Collomb voulait remettre le compteur à zéro
Tacitement, et sans aucun fondement légal, toutes les parties se sont accordées pour que la fin de la concession soit fixée en 2010. “Au vu des documents contractuels fournis, (…) la concession doit prendre fin au 20 octobre 2000, même s’il semble que la volonté des parties est de retenir la date du 31 mars 2010” proteste la Chambre Régional des Comptes. Mais lorsque Collomb arrive aux affaires, il existe une réelle volonté de sa part de reprendre les choses à zéro. Il fait réaliser un audit sur la gestion du marché du chauffage et décidera de relancer le marché alors que rien ne l’y obligeait. Mais les irrégularités ne cesseront pas pour autant. Lors de l’étude des offres en 2004, plusieurs violations aux règles de droit seront constatées. Si le Tribunal Administratif n’en a retenu que deux pour annuler le marché en 2005, on dénombre pas moins de 14 irrégularités dans la procédure d’appel d’offres qui ont contribué à favoriser Dalkia.

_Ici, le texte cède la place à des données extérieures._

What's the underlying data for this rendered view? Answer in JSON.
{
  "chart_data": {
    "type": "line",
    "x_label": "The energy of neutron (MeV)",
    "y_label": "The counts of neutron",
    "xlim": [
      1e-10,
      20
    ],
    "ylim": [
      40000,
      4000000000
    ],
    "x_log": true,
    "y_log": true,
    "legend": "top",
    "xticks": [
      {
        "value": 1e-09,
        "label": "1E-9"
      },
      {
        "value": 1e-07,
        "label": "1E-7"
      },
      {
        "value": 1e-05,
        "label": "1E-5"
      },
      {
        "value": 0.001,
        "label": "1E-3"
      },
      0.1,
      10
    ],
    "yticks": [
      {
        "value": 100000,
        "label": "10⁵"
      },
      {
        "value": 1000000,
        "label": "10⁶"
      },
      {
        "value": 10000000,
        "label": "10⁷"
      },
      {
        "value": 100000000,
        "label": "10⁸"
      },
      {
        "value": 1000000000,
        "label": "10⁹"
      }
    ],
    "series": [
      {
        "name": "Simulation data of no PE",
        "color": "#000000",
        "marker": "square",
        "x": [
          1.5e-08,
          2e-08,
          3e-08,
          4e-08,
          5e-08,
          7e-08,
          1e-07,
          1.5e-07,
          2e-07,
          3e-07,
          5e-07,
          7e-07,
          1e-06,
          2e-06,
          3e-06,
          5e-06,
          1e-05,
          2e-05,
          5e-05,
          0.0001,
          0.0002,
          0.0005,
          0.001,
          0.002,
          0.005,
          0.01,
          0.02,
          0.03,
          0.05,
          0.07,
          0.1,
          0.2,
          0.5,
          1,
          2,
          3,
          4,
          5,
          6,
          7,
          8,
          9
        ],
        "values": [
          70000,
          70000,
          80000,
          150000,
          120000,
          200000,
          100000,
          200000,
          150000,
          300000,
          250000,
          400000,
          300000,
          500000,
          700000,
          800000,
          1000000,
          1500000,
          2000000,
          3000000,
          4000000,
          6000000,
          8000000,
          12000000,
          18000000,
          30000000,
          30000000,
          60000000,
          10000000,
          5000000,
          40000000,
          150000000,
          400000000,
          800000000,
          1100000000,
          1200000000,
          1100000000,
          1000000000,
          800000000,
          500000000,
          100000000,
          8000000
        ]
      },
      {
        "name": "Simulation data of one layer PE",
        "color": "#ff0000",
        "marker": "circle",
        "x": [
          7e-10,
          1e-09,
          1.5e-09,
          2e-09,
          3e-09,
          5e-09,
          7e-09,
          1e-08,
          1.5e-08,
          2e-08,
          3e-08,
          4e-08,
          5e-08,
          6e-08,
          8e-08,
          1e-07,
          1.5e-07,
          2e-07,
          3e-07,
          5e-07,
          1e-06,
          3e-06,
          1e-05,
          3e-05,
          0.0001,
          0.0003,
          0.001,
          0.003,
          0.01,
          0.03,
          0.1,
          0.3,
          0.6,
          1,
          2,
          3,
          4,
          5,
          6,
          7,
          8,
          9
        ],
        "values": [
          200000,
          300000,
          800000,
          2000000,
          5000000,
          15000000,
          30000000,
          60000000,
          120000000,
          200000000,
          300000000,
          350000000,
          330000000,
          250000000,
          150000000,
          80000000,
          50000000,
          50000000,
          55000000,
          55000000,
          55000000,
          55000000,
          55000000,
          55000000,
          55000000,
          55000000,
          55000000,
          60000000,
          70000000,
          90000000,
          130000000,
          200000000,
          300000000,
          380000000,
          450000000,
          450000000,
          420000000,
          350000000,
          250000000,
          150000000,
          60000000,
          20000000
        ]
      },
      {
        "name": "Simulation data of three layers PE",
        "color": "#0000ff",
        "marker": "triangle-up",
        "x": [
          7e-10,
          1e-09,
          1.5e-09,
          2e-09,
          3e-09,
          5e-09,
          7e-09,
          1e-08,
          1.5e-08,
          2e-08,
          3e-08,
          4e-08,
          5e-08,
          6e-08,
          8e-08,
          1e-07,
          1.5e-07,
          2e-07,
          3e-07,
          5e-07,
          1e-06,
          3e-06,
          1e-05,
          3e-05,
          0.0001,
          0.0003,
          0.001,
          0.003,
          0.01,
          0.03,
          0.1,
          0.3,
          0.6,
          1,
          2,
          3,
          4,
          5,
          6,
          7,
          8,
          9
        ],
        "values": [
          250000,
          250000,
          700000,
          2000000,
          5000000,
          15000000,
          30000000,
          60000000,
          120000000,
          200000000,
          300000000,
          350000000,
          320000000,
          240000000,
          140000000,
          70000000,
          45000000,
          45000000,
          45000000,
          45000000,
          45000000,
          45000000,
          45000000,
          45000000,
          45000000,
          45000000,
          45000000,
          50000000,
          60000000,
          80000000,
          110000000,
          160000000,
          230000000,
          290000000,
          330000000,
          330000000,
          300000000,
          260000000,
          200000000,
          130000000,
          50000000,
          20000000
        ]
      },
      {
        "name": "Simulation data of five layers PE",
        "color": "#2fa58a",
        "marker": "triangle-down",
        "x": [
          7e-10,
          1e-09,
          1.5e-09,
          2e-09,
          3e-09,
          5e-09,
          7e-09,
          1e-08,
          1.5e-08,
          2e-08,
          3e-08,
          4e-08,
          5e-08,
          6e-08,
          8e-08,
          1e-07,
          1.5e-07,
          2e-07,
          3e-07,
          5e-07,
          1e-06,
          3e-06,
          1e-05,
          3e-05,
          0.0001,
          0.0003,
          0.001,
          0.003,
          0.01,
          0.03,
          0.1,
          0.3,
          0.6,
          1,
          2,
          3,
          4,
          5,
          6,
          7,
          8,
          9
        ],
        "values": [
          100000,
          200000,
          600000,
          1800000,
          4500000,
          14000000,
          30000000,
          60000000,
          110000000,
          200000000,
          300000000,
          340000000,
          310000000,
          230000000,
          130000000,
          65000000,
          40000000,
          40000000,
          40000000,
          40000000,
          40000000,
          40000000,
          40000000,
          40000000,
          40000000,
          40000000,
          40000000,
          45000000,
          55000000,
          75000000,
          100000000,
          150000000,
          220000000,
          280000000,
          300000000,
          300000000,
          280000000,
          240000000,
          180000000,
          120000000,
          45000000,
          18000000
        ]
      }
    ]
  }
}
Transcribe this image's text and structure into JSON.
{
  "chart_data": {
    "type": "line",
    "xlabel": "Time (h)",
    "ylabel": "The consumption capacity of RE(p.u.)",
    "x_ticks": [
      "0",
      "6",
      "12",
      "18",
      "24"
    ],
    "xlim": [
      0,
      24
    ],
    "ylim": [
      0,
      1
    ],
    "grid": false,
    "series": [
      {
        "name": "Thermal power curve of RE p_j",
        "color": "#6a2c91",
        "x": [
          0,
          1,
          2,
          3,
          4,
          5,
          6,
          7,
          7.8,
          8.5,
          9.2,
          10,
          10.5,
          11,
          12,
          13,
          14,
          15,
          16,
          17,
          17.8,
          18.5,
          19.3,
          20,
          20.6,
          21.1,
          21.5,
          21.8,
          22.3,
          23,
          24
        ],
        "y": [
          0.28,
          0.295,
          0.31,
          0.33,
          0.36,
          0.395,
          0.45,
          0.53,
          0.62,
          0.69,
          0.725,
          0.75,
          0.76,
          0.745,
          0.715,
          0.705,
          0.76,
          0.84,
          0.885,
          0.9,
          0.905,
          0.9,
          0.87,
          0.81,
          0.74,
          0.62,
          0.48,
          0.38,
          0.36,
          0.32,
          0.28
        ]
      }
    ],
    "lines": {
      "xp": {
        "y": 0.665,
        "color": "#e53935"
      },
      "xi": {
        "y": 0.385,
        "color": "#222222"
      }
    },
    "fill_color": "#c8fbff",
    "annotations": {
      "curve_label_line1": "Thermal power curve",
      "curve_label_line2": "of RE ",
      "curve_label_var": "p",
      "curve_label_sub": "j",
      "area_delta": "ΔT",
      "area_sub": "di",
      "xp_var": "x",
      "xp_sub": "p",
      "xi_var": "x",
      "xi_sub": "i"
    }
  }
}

Parmi les plus étonnantes, on trouve une rétention d’information de la société Prodith, filiale de Dalkia, sur la conclusion d’un contrat d’approvisionnement des Hospices Civils de Lyon qui a été intégrée à l’offre de Dalkia. Par ailleurs, et de façon plus étrange, “des personnes n’ayant ni voix consultative ni voix délibérative ont assisté aux séances d’examen des candidatures et d’analyse des offres de la commission de délégation de service public” apprend-on du commissaire du gouvernement lors d’une audience de la Cour Administrative d’Appel le 1er juin 2006. Mais il y a une irrégularité qui ne fait pas débat : le sortant, Prodith, filiale de Dalkia, devait réaliser un investissement sur une chaufferie. Il décide de ne pas le faire et en informe très tardivement le Grand Lyon. Ce dernier, met quelques jours à réagir avant de transmettre l’information aux concurrents, pour qu’ils prennent en compte ce nouvel élément. Trop tard. La date limite prévue pour modifier le cahier des charges est passée, et les concurrents estiment qu’ils ont été défavorisés en devant s’adapter au dernier moment à cette nouvelle donne que Dalkia avait pu, lui, anticiper. C’est ce qui provoquera le recours d’Enerpart, concurrent de Dalkia.